Allergies are a common cause of inflamed sinuses and headaches as well as runny or itchy nose, sneezing, itchy or watery eyes, blocked or itchy ears, rashes and wheezing. Allergies are in essence an overreaction by the body’s immune system to one or more objects in the environment, called allergens. Common allergens include dust, pollen, animal dander, mould and certain foods. The body produces antibodies to these substances (called IgE antibodies). Nasal endoscopy, blood tests or skin “scratch” tests are often all that is needed to determine the presence and cause of an allergy. Then the physician and patient can work together to plan treatment and management of symptoms.
There have been some exciting developments in the field of allergy management, and nowadays, certain allergies can not just be controlled, but actually cured.
Functional Endoscopic Sinus Surgery (“FESS”)

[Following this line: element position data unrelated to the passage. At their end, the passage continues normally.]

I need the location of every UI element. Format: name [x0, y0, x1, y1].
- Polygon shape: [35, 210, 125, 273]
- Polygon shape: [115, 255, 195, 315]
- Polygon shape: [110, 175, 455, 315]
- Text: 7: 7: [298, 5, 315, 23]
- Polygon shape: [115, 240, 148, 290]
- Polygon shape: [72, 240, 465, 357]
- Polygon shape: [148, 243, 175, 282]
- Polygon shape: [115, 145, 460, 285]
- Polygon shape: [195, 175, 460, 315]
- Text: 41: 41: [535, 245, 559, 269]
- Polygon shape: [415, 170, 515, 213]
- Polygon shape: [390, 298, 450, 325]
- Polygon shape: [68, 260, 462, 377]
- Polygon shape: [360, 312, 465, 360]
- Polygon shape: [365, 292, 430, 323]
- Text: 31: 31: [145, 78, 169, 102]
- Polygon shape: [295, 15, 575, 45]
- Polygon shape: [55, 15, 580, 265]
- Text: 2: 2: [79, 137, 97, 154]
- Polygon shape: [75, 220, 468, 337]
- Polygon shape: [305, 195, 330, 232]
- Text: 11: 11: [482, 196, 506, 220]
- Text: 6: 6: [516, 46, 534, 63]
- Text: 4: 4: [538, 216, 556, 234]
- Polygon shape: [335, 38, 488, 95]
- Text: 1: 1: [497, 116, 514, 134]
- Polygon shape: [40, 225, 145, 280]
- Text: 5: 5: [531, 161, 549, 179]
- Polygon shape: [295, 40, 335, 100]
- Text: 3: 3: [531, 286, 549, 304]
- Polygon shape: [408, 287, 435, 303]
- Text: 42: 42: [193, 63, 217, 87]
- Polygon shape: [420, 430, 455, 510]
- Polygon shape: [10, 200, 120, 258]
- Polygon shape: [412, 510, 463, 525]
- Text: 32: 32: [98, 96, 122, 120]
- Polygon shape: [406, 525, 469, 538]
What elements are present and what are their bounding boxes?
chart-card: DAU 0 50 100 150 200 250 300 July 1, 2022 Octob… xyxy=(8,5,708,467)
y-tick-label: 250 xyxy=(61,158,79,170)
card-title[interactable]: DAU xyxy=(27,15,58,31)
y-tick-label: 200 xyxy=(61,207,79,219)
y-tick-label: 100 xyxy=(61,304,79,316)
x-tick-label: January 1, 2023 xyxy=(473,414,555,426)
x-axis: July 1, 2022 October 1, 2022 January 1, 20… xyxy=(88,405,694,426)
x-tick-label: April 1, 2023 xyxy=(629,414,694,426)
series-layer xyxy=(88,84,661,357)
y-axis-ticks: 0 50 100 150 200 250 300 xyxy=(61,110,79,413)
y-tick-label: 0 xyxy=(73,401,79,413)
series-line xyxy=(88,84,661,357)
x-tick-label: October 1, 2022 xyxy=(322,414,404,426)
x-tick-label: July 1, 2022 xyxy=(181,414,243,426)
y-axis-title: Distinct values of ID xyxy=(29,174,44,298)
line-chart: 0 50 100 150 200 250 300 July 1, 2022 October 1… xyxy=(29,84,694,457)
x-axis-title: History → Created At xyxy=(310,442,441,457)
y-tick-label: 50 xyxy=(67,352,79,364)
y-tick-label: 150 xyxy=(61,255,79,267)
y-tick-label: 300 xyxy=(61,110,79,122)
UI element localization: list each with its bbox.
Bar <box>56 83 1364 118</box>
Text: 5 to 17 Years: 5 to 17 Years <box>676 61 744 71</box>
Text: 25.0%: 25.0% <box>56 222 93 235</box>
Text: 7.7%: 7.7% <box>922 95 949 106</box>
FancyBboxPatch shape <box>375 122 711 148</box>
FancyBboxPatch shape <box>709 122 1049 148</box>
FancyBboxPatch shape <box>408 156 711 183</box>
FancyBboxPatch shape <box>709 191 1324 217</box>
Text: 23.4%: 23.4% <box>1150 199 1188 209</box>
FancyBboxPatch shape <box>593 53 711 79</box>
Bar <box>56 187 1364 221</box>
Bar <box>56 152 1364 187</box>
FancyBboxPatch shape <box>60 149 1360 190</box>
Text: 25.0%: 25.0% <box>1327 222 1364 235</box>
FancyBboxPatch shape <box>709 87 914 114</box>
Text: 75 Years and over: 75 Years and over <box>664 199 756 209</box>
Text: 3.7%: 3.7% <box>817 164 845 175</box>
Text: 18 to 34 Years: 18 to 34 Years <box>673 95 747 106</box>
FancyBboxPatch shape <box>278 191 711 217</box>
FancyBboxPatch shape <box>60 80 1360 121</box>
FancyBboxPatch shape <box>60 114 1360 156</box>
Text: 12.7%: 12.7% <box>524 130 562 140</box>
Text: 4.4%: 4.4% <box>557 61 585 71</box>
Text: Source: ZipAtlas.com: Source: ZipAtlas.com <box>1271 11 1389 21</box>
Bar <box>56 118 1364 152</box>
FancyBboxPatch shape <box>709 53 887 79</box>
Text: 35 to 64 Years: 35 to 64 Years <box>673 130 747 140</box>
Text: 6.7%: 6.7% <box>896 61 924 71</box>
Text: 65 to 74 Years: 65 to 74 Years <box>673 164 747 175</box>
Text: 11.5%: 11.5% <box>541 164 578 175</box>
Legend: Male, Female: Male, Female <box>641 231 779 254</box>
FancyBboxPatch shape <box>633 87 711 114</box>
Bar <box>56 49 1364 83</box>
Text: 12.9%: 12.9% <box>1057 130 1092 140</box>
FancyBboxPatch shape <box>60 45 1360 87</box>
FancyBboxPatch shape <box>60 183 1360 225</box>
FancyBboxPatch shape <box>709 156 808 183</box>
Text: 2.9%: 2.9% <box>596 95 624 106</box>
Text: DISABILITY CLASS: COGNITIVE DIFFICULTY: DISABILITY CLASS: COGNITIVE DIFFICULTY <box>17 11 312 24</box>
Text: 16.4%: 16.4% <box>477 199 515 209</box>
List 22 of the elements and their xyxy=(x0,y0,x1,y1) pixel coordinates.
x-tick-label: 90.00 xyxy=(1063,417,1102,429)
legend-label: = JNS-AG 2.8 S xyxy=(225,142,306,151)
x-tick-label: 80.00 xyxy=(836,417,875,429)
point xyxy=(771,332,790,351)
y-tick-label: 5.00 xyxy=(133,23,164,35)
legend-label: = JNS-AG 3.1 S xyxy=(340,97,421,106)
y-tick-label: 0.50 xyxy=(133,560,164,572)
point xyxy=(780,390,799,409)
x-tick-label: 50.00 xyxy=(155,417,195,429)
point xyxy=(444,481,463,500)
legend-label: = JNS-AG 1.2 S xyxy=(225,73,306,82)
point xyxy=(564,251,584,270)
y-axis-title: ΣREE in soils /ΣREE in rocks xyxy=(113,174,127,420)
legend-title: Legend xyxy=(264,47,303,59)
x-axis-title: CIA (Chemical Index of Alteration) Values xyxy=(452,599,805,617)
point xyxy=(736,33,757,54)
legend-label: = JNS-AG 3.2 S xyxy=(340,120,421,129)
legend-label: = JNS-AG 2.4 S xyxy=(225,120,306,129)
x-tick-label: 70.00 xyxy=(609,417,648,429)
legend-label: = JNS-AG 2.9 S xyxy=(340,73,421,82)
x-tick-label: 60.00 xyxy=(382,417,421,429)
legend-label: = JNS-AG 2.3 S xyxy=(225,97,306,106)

Sinuses are cavities within the forehead and facial bones (around the eyes) Normally, they open into the nasal passages via small drainage pathways called “ostia”
Why is sinus surgery necessary?
In cases in which antibiotics, nasal drops, sprays and decongestants have failed to clear the problem, it is likely that the sinuses are physically obstructed and blocked. In this event, it may be advisable to undergo surgery to unblock these passages, in the hope of restoring normal function by improving mucus drainage, (i.e. “functional” endoscopic sinus surgery or “FESS”).
Why are endoscopes used?
These fibreoptic instruments allow us to carry out much more precise surgery which addresses the individual problem, particular to that patient. We know which sinuses are diseased by looking at the CT scan, and so we can operate on those that are diseased and leave alone those that are not.
What is the outlook after the surgery?
FESS is highly successful at improving the symptoms of sufferers of chronic sinusitis, but it may not offer a permanent, complete cure because the mucus drainage mechanism has already been badly damaged by the infection. Artificially-created pathways never work as well as natural ones, but are better than none at all. For this reason, even after successful surgery, the patient will be more prone to bouts of sinus trouble than the average person, but usually this will still be better than if they had never had their sinus operation. Most often, even if sinusitis recurs in somebody who has had FESS, it can be brought under control medically (rather than surgically) using various antibiotics, sprays/drops, decongestants or anti-inflammatory steroids. Thus overall, most patients who undergo FESS although not completely cured, are a lot better.
The sinuses are small, hollow chambers inside the nose, cheeks and forehead that reduce the weight of the facial bones, give the bones shape and support, assist in mucus drainage from the nose, and help the voice resonate. Healthy sinuses are filled with air. When their mucous membranes swell from allergies, the common cold, infection or another cause, the sinuses become blocked, the pressure inside them drops, and they can fill with fluid, which easily leads to bacterial infection (called sinusitis, or rhinosinusitis if the nasal tissues are also affected). Blocked, inflamed or infected sinuses can be very painful. Pain at the back of the head or in the area of the temples is not due to sinus problems.